In December, Chemring made a number of headlines for a 13% drop in its share price following full-year numbers publication in mid-December. The strange thing is, the results weren't abysmal, bar the results from one of its factories in Tennessee that was afflicted by a period of extreme cold which hit operating profit. The headwinds may come from a pullback in business from the UK state owing to fiscal tightening, however, the rest of Europe is certainly pumping money in. £90 million has been awarded to maximise capacity at a site in Norway which, according to Investors Chronicle, should deliver an extra £60 million in revenue per year.




The 13% drop was therefore in my view disproportionate, and the stock dropped a further 5% between then and the second week of February 2025. Overall, between the outbreak of the Ukraine war and today, the company's stock price has only gained about 30%. If the company had truly poor fundamentals or irrelevance to the defence landscape in Europe, then perhaps the lack of interest could be justified. Alternatively, it may just be undervalued; a lot of money has since flowed into the company, the market just has not recognised it yet.

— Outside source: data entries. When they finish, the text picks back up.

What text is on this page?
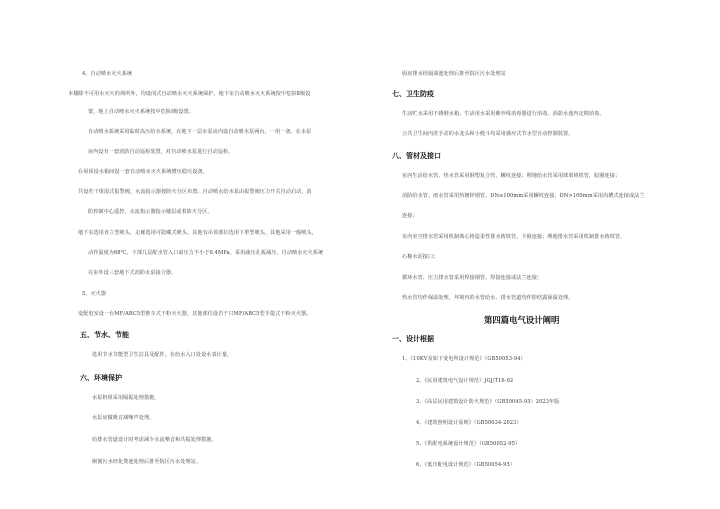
4、自动喷水灭火系统
本楼除不可用水灭火的场所外，均设闭式自动喷水灭火系统保护，地下室自动喷水灭火系统按中危险Ⅱ级设
置，地上自动喷水灭火系统按中危险Ⅰ级设置。
自动喷水系统采用临时高压给水系统。在地下一层水泵房内设自动喷水泵两台，一用一备。在水泵
房内设有一套消防自动巡检装置，对自动喷水泵进行自动巡检。
在屋顶设水箱间设一套自动喷水灭火系统增压稳压设备。
共设若干组湿式报警阀，水流指示器按防火分区布置。自动喷水给水泵由报警阀压力开关自动启动，消
防控制中心遥控，水流指示器指示楼层或着防火分区。
地下室选用直立型喷头，走廊选用可隐藏式喷头，其他有吊顶部位选用下垂型喷头。其他采用一般喷头，
动作温度为68℃。下部几层配水管入口前压力不小于0.4MPa，采用减压孔板减压。自动喷水灭火系统
在室外设三套地下式消防水泵接合器。
5、灭火器
变配电室设一台MF/ABC5型推车式干粉灭火器，其他部位设若干只MF/ABC5型手提式干粉灭火器。
五、节水、节能
选用节水节能型卫生洁具及配件。在给水入口处设水表计量。
六、环境保护
水泵机组采用隔振处理措施。
水泵房做吸音减噪声处理。
给排水管道设计时考虑减少水流噪音和共振处理措施。
厕便污水经化粪池处理后排至院区污水处理站。
厨房排水经隔油池处理后排至院区污水处理站
七、卫生防疫
生活贮水采用不锈钢水箱。生活用水采用紫外线消毒器进行消毒。消防水池内定期消毒。
公共卫生间内洗手盆的水龙头和小便斗均采用感应式节水型自动控制装置。
八、管材及接口
室内生活给水管、热水管采用钢塑复合管，螺纹连接；埋地给水管采用球墨铸铁管，胶圈连接；
消防给水管、雨水管采用热镀锌钢管，DN≤100mm采用螺纹连接，DN>100mm采用沟槽式连接或法兰
连接；
室内室空排水管采用机制离心铸造柔性排水铸铁管，卡箍连接；埋地排水管采用机制排水铸铁管，
石棉水泥接口；
循环水管、压力排水管采用焊接钢管，焊接连接或法兰连接；
热水管均作保温处理，坏境内的水管给水、排水管道均作防结露保温处理。
第四篇电气设计阐明
一、设计根据
1、《10KV及如下变电所设计规范》（GB50053-94）
2、《民用建筑电气设计规范》JGJ/T16-92
3、《高层民用建筑设计防火规范》（GB50045-95）2023年版
4、《建筑照明设计原则》（GB50034-2023）
5、《供配电系统设计规范》（GB50052-95）
6、《低压配电设计规范》（GB50054-95）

This may be about to change. As Europe rearms and concerns about the long-term management of the Ukrainian situation are refreshed, defence companies across the board in Europe should benefit. Chemring is a good company, with rising orders and a strong balance sheet; £57.6 million debt:£329.6 million equity. Its earnings per share growth rate is a cool 16.7%, and its overall earnings growth rate is a less-than-industry but still strong 18.1%. The numbers stack up, and I will be interested and excited to see whether Chemring pulls through this year. If not, I strongly suspect in the years to come the investment will pay off.